Мужики засмеялись, коротко, по-рабочему, и в этом смехе не было прежней напряжённой оглядки. Они тянули сеть вместе, плечо к плечу, и когда из воды показалось серебро рыбьих боков, живое, бьющееся, на мгновение всем стало легче дышать. Это была их жатва после шторма — не кровь в снег, а рыба в лодку.
К вечеру руки у Тора ныли так, будто он снова держал щит в строю, только эта боль была другой: не от страха, а от труда. Он возвращался на берег, чувствуя под ногами мокрые доски причала, слыша скрип канатов, голоса женщин у котлов, и понимал, как в его жизни становится всё меньше крови и всё больше рыбы, дыма и обычного человеческого хлеба.
Даже когда фьорд снова пах рыбой, а в руках у людей было не железо, а сети, война напоминала о себе в самых тихих местах — там, где играли дети. Это замечалось не сразу, но потом начинало резать глаз: в некоторых кучках ребятишек всегда не хватало взрослой тени за спиной. Никто не окликал их по-отцовски грубым голосом, не поднимал на руки, не поправлял капюшон, и эти дети становились серьёзными раньше других, будто весна в них приходила без смеха.
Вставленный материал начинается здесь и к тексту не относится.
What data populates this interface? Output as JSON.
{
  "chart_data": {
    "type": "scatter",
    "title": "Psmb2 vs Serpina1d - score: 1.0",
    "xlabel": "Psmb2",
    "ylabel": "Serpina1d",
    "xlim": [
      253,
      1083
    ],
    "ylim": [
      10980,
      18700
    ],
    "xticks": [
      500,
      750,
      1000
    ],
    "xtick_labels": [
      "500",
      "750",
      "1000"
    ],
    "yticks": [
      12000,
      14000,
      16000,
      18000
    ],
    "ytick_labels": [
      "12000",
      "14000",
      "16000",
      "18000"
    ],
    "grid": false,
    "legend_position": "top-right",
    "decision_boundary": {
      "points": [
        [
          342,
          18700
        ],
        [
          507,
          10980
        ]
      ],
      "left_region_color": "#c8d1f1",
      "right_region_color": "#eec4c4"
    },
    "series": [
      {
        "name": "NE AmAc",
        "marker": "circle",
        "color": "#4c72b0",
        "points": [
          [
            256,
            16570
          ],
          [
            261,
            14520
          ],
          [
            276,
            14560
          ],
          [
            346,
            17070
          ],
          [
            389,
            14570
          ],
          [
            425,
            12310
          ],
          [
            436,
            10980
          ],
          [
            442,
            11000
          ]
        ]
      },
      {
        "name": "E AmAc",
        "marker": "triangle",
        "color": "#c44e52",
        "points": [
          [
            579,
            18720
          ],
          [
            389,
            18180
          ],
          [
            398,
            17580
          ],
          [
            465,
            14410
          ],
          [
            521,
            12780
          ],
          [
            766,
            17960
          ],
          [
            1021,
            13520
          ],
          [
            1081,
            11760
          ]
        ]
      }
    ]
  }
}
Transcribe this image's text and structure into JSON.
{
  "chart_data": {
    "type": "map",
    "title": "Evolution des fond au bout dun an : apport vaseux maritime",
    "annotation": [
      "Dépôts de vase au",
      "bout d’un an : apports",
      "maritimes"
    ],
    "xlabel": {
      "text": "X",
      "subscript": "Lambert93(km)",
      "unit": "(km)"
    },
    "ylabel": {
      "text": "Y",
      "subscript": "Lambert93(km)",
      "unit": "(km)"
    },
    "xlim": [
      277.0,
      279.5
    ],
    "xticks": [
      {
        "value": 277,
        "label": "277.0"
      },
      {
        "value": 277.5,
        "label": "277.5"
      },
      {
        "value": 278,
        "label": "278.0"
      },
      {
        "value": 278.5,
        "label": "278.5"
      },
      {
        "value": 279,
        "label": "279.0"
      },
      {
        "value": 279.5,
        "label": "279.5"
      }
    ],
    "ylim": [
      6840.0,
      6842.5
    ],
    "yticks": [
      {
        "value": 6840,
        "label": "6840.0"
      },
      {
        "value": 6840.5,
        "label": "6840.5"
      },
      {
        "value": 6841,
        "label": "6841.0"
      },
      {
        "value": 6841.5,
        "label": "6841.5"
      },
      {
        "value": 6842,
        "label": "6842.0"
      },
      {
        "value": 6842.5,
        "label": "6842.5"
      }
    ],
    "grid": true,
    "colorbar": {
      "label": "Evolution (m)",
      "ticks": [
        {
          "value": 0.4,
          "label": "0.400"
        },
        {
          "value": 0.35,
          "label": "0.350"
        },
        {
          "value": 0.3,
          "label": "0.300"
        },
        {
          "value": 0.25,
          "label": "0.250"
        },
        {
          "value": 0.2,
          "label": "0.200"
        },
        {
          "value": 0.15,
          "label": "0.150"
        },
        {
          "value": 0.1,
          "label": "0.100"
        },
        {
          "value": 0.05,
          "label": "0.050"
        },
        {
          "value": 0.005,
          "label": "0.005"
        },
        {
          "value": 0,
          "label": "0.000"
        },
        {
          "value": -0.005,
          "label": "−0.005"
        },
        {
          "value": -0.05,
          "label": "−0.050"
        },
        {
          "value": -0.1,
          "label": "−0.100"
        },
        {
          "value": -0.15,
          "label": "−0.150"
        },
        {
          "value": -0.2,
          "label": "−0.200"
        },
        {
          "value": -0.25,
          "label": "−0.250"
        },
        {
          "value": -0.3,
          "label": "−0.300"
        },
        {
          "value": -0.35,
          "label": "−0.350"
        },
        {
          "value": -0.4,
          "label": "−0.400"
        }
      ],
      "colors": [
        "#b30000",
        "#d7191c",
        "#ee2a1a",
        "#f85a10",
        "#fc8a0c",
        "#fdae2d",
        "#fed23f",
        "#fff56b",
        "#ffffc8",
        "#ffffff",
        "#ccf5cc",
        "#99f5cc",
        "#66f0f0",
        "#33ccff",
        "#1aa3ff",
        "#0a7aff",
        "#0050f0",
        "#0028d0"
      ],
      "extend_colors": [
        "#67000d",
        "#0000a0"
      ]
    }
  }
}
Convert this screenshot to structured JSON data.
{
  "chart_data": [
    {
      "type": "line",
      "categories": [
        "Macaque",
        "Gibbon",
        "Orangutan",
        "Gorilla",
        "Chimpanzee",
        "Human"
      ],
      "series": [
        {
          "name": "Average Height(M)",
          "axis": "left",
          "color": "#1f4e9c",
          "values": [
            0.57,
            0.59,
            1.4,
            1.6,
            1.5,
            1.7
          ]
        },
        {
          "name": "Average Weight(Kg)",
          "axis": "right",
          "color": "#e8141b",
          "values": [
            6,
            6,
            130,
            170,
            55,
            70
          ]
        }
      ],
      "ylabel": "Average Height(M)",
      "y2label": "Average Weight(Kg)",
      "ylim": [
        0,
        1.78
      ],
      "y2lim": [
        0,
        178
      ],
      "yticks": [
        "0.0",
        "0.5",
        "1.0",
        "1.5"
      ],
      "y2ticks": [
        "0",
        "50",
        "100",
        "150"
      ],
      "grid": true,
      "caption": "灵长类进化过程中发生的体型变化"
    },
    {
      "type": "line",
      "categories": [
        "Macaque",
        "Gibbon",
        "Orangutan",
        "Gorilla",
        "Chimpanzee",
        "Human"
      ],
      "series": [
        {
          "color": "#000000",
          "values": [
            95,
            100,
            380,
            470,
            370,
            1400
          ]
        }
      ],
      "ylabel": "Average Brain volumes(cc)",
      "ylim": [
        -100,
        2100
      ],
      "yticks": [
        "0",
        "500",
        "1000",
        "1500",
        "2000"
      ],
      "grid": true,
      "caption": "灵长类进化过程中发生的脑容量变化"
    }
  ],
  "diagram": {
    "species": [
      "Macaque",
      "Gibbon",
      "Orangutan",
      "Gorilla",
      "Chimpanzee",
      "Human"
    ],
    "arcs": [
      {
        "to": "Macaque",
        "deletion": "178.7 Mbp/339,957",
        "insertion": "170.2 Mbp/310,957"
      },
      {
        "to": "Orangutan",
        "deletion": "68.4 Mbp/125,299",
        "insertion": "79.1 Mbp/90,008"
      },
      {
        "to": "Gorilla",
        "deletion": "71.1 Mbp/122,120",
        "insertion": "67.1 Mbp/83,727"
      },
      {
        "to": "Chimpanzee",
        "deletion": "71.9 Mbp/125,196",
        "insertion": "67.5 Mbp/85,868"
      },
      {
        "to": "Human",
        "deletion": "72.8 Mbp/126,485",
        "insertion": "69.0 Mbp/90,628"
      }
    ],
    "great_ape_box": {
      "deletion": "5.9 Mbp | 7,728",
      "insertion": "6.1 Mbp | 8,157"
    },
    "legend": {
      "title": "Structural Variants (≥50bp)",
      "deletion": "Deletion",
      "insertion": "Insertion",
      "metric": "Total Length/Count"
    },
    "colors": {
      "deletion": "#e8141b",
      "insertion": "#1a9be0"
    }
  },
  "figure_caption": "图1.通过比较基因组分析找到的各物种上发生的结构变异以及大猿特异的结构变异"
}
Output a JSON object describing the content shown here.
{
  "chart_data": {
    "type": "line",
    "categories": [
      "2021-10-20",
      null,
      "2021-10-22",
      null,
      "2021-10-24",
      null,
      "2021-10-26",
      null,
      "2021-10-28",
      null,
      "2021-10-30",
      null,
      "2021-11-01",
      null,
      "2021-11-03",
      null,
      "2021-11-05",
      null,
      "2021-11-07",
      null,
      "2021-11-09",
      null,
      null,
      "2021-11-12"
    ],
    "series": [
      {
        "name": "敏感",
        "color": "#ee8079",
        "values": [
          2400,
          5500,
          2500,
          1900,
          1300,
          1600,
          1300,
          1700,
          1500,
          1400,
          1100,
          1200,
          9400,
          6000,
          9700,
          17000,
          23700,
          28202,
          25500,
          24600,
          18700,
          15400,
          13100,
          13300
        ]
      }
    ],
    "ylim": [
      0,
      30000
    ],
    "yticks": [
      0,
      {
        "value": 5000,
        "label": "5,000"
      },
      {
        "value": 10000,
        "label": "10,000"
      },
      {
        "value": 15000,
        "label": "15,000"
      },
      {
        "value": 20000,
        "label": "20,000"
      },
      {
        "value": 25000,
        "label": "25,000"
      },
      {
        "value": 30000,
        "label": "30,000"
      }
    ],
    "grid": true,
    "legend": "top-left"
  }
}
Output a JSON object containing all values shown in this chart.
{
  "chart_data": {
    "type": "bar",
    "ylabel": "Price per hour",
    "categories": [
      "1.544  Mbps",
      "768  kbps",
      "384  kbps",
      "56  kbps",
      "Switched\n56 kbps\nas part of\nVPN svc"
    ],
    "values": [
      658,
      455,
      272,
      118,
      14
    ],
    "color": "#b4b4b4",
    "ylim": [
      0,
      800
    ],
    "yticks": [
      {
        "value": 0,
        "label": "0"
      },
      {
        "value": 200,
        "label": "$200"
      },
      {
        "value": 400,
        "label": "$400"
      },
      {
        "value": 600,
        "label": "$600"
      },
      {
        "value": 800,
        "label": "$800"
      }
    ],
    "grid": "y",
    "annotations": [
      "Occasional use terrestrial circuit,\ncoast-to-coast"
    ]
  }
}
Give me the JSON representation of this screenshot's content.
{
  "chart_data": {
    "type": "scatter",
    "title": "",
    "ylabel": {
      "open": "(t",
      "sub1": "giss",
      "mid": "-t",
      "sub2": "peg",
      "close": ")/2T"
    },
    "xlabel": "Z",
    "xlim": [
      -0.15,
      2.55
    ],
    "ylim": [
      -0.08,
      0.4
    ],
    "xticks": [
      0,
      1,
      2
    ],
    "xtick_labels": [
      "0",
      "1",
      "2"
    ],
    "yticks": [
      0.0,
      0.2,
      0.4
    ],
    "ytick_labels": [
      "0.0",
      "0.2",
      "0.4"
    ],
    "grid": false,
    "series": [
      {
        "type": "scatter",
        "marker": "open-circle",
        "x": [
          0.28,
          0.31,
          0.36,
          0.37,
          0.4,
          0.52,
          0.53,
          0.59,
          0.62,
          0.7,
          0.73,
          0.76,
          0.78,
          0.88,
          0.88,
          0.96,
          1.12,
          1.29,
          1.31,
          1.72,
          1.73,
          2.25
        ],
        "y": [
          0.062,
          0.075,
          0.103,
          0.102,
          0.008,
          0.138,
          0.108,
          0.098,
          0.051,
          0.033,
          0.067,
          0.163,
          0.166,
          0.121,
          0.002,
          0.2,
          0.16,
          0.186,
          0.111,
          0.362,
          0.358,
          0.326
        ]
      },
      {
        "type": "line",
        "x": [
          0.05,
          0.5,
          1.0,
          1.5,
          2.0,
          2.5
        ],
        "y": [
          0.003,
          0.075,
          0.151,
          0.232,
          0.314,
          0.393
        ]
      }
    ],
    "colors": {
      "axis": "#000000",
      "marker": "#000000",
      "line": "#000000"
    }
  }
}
Тор видел их у забора, на утоптанной земле возле амбаров, где они устраивали свои маленькие «тинги» и «битвы». Он не приносил им утешений словами — слова у севера короткие и часто беспомощные. Он приносил дерево и нож. Подтёсывал для них мечи из берёзы, делал круглые щиты из тонких досок, пробивал дырки под ремешки, чтобы рука держала крепко. Пахло свежей стружкой, и этот запах был почти праздничным после гари.
— Не маши, как мельничное крыло, — говорил он одному мальчишке, поправляя ему хват. — Удар короткий. А щит — ближе к телу.
Дети слушали по-разному: кто-то сразу пробовал и радовался, что выходит, кто-то упрямился и повторял ошибку, пока не начинал злиться на себя. Тор учил их не только бить, но и стоять рядом.
— Один — слабый, — говорил он, ставя двоих плечом к плечу. — Двое — уже стена. Смотри не только на себя, смотри на соседа.
Лив, та самая девочка, чью ногу он когда-то спас, теперь бегала впереди с палкой-щепкой, как с настоящим копьём. Она собрала вокруг себя «отряд» малышей, выстраивала их у кучи камней, будто это была баррикада, и командовала так уверенно, что взрослые, проходя мимо, невольно поджимали губы. В её голосе уже звучало то, что трудно выучить по игре — привычка вести, не дрогнув.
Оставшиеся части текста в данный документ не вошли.